The emissions noose is already tightening around many manufacturers’ necks around the world especially in the European Union.
My colleague Philippa Jones of ICIS news reported about the recent changes in the EU emissions bill, which will weigh heavily on the pockets of energy-intensive industries in Europe such as power producers, the chemicals sector, aluminum, and steel manufacturing.
EU steelmakers are already smoldering against the bill, according to Reuters. Like the chemical industry, the EU steel industry worries on becoming less competitive against its global rivals.
The EU commission expects the tightening regulation to increase development of renewables and other emission-reducing alternatives.

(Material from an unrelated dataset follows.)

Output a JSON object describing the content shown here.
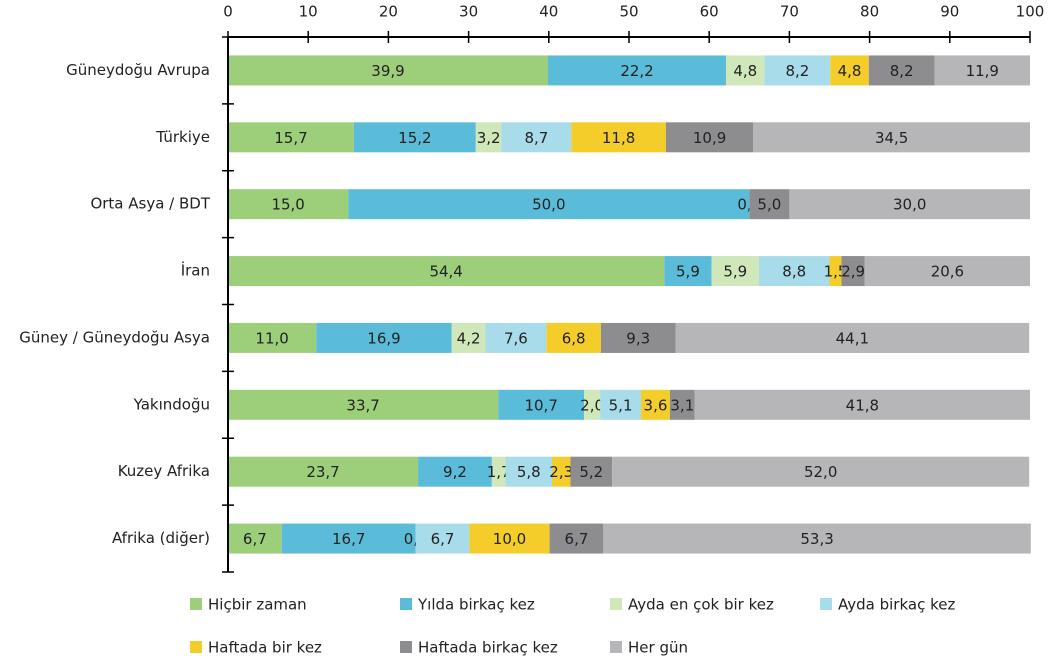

An example is Air Liquide’s project, which the company says could lower carbon dioxide emissions in industrial plants by using oxygen in a process called oxy-combustion.
Instead of air, using oxygen for the combustion of coal or other fuels will produce purer CO2 that can be captured, stored or use directly as a feedstock (check my previous blogs on new CO2 uses).
In Europe, Air Liquide has partnered with TOTAL to demonstrate the feasibility of the project, while in North America, Air Liquide is working with a power company to implement the technology.
Other emissions-reducing technology is already being worked on as the regulatory clock ticks louder for energy-intensive manufacturers.
Unfortunately for some of them, they might not be able to afford these new alternative technology as they pay the price to reduce their carbon emissions. Either that or they could already be out of business before these technology come out of the market.